The first part of the plan would seek to clarify if Internet gambling prohibition, such as the one in the US, are legal under trading laws. The EU has cracked down over the past decade on countries who have kept out regulated gaming companies. The betting companies themselves, including Bwin.Party Digital Entertainment, Betfair, and Ladbrokes, have launched lawsuits claiming they were illegally being discriminated against in certain companies.

The companies claim countries have illegally targeted online gambling in their effort to keep prohibition in place. The countries have responded by claiming their Internet gaming laws are in place to deal with a growing gambling addiction problem.

Although the EU would like to end these monopolies, they still must only craft a solution that fits the framework of the laws in each country. That could be a difficult task, according to several legal experts.

The second part of the new plan will strengthen regulatory framework for existing gaming companies. The companies would be required to do identity checks on their customers. Any suspicious betting patterns would also be required to be reported to local authorities. The aim of this portion of the plan is to eliminate money laundering within the Internet gambling industry.
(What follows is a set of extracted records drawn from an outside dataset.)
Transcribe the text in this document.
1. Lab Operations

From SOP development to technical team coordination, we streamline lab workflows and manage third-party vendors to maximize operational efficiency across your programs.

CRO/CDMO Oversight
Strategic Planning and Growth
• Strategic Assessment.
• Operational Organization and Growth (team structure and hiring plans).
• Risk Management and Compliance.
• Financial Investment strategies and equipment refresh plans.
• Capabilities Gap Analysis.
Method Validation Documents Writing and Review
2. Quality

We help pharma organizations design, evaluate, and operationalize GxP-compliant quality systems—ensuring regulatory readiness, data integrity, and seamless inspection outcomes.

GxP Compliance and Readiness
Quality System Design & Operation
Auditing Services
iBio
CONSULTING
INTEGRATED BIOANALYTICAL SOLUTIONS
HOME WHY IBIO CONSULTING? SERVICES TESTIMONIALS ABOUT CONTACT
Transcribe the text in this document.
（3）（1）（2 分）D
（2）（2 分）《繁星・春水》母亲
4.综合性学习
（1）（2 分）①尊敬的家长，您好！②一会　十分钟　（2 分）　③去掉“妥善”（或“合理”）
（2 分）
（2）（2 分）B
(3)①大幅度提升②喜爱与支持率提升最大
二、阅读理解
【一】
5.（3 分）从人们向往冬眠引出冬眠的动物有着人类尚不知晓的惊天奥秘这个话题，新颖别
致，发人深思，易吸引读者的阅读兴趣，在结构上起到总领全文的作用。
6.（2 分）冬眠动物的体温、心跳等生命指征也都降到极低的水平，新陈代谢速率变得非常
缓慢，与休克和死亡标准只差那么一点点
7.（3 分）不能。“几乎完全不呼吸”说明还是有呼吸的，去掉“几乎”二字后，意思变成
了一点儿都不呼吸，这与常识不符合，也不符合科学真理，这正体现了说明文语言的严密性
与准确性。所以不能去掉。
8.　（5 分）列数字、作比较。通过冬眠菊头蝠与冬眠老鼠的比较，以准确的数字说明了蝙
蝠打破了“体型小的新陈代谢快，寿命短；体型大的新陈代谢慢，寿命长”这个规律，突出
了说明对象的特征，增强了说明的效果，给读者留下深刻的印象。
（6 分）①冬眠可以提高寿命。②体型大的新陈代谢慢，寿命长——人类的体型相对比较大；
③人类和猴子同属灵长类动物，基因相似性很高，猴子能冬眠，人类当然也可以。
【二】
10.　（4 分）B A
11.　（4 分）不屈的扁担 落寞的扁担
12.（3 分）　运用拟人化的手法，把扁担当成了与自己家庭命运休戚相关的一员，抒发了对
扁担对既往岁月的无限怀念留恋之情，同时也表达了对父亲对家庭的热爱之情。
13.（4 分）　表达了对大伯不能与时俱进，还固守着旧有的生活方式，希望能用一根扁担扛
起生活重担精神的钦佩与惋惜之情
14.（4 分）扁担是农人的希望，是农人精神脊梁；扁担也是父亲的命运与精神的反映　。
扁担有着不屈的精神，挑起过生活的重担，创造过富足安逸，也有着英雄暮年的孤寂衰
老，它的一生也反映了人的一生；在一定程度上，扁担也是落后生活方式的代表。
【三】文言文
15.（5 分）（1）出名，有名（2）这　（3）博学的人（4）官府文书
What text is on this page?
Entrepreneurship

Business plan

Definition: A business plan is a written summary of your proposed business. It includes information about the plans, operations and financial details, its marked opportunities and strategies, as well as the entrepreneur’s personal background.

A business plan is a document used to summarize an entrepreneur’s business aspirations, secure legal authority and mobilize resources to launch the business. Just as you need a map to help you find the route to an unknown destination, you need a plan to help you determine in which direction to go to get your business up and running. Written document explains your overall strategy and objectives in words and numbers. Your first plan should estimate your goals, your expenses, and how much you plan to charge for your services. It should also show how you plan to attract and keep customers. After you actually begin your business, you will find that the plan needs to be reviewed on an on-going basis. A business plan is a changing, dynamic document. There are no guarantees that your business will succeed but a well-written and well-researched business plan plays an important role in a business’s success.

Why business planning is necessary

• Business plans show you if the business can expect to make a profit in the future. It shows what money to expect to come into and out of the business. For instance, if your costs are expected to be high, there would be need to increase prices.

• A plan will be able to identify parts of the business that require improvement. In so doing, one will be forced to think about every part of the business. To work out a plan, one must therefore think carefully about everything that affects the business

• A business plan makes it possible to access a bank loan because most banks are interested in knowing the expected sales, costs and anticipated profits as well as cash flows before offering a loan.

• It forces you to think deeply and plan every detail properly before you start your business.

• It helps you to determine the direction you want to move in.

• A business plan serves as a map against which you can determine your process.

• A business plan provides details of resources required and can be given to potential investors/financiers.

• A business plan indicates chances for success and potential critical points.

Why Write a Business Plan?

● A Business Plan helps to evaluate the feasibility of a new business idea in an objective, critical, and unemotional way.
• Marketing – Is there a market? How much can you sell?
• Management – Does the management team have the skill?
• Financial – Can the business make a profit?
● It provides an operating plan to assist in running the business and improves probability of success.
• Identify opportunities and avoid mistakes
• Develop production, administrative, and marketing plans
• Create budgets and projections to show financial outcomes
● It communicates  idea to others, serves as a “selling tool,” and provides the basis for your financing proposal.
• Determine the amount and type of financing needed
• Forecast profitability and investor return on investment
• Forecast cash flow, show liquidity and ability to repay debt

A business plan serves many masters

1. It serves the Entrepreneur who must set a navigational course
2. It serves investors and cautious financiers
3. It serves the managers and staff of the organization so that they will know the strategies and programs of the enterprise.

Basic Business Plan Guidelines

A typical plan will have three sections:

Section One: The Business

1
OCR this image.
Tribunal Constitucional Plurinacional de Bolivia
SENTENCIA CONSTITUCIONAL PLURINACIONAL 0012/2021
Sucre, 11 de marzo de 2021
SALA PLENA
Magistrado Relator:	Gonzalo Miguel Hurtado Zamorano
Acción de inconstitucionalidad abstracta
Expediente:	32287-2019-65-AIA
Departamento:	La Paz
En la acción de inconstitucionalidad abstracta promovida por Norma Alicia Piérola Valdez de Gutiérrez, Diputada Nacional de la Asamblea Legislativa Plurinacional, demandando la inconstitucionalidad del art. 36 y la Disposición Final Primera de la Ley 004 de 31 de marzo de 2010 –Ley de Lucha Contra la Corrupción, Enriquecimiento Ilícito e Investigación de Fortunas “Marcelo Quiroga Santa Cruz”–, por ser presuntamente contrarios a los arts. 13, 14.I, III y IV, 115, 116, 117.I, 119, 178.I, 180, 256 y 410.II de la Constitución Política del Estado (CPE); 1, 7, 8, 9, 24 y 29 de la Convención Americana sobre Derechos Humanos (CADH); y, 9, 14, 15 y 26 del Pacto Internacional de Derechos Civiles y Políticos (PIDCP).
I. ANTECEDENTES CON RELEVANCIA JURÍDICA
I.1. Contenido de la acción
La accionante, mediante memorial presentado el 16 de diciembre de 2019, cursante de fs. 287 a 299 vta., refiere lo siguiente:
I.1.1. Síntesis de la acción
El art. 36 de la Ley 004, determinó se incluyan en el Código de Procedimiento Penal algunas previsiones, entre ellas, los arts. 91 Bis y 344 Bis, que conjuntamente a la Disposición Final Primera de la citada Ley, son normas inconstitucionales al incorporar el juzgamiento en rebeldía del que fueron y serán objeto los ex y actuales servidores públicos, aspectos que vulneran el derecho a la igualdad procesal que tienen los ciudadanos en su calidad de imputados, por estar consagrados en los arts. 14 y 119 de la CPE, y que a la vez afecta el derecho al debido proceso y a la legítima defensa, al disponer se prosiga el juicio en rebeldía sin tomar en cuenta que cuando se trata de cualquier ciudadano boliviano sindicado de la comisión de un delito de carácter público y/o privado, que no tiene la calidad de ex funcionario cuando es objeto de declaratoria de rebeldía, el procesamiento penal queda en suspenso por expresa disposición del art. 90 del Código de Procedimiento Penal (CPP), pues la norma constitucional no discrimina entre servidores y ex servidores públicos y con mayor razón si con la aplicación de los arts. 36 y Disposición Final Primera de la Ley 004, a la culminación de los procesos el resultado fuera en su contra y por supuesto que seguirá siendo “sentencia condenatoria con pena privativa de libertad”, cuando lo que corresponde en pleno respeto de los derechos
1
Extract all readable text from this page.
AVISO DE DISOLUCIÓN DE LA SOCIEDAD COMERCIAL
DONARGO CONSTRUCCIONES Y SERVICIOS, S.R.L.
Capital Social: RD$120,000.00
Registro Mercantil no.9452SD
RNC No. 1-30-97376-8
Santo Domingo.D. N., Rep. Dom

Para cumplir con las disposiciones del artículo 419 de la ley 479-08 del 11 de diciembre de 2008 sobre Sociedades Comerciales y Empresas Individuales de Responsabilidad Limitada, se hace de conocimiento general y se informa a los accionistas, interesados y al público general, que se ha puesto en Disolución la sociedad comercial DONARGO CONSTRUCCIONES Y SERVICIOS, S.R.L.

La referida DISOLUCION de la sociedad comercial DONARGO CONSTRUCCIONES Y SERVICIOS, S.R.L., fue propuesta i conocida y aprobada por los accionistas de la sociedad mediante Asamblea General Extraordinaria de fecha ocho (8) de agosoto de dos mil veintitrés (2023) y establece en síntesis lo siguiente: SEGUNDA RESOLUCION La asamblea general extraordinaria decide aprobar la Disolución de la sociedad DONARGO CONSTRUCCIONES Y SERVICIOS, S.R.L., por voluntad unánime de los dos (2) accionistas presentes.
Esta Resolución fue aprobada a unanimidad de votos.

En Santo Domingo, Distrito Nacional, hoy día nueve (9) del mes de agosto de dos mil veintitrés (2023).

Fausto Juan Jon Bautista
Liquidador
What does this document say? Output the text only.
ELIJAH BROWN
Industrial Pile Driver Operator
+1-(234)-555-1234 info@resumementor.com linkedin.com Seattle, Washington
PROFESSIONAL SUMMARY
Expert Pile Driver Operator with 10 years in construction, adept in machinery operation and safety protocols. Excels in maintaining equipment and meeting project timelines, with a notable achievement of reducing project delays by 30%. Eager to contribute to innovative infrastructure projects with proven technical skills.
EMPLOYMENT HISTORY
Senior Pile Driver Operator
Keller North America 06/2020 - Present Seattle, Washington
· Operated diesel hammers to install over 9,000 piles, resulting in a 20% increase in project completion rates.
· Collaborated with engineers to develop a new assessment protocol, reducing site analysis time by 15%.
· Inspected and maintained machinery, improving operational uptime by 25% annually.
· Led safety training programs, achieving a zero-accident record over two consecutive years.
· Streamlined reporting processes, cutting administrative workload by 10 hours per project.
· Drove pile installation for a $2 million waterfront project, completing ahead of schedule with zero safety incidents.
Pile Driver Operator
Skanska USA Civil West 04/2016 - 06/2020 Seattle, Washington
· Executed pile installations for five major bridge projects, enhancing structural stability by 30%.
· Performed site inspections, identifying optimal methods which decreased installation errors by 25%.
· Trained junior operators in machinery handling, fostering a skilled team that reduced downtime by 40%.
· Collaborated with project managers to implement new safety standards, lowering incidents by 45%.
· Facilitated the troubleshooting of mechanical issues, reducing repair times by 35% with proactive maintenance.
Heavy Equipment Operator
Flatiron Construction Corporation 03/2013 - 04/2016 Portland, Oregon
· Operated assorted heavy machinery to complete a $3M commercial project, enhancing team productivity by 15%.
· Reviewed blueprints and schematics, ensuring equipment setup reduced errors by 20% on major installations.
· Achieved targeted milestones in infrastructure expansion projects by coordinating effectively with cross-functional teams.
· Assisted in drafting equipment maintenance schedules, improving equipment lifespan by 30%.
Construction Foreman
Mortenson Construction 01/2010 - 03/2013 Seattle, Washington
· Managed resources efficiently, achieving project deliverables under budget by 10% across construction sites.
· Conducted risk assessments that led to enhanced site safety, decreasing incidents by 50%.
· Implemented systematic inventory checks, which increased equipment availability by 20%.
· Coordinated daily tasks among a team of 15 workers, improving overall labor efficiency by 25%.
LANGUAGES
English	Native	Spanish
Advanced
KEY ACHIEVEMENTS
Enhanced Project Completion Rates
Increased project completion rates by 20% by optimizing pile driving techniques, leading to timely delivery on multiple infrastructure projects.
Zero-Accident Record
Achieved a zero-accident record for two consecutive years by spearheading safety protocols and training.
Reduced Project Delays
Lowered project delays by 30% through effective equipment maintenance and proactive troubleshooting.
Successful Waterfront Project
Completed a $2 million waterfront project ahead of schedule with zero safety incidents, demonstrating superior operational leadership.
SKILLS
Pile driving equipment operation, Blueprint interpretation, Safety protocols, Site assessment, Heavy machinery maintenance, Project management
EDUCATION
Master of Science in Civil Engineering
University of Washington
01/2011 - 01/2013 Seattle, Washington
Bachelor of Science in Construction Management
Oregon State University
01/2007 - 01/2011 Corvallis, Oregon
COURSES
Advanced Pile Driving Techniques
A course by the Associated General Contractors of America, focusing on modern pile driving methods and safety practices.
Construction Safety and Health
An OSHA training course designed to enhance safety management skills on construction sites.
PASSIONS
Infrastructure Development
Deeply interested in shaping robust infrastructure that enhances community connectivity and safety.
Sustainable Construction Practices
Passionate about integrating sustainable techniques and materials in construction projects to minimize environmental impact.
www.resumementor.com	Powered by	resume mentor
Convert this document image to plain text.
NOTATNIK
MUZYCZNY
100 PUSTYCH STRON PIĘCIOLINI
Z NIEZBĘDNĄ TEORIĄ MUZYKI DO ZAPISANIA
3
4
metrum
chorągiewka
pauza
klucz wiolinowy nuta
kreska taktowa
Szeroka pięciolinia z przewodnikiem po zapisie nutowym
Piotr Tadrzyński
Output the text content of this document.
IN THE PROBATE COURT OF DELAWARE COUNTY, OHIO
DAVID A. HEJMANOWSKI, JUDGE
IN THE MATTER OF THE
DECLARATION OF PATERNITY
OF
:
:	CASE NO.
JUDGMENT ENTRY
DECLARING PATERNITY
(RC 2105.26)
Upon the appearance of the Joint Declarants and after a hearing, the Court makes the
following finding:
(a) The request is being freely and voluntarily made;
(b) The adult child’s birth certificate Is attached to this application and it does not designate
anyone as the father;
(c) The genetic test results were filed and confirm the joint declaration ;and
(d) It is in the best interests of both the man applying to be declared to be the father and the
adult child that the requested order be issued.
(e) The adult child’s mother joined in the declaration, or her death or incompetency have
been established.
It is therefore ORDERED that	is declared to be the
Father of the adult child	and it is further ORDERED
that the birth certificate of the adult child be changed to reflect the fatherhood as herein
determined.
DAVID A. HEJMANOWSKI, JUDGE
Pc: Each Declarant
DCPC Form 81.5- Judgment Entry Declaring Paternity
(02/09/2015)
The US is the largest online gaming market in the world, and only recently have individual states started to pass legislation that would regulate the industry within their borders. Federal legislation has stalled several times in Congress, and the issue is likely to not see the light of day again until after the new year.

Other countries such as Germany, France, Spain, and Italy have all changed laws in the past few years to comply with EU trading agreements.

In all, the European Commission has received complaints from gaming companies involving 20 of the 27 EU member nations.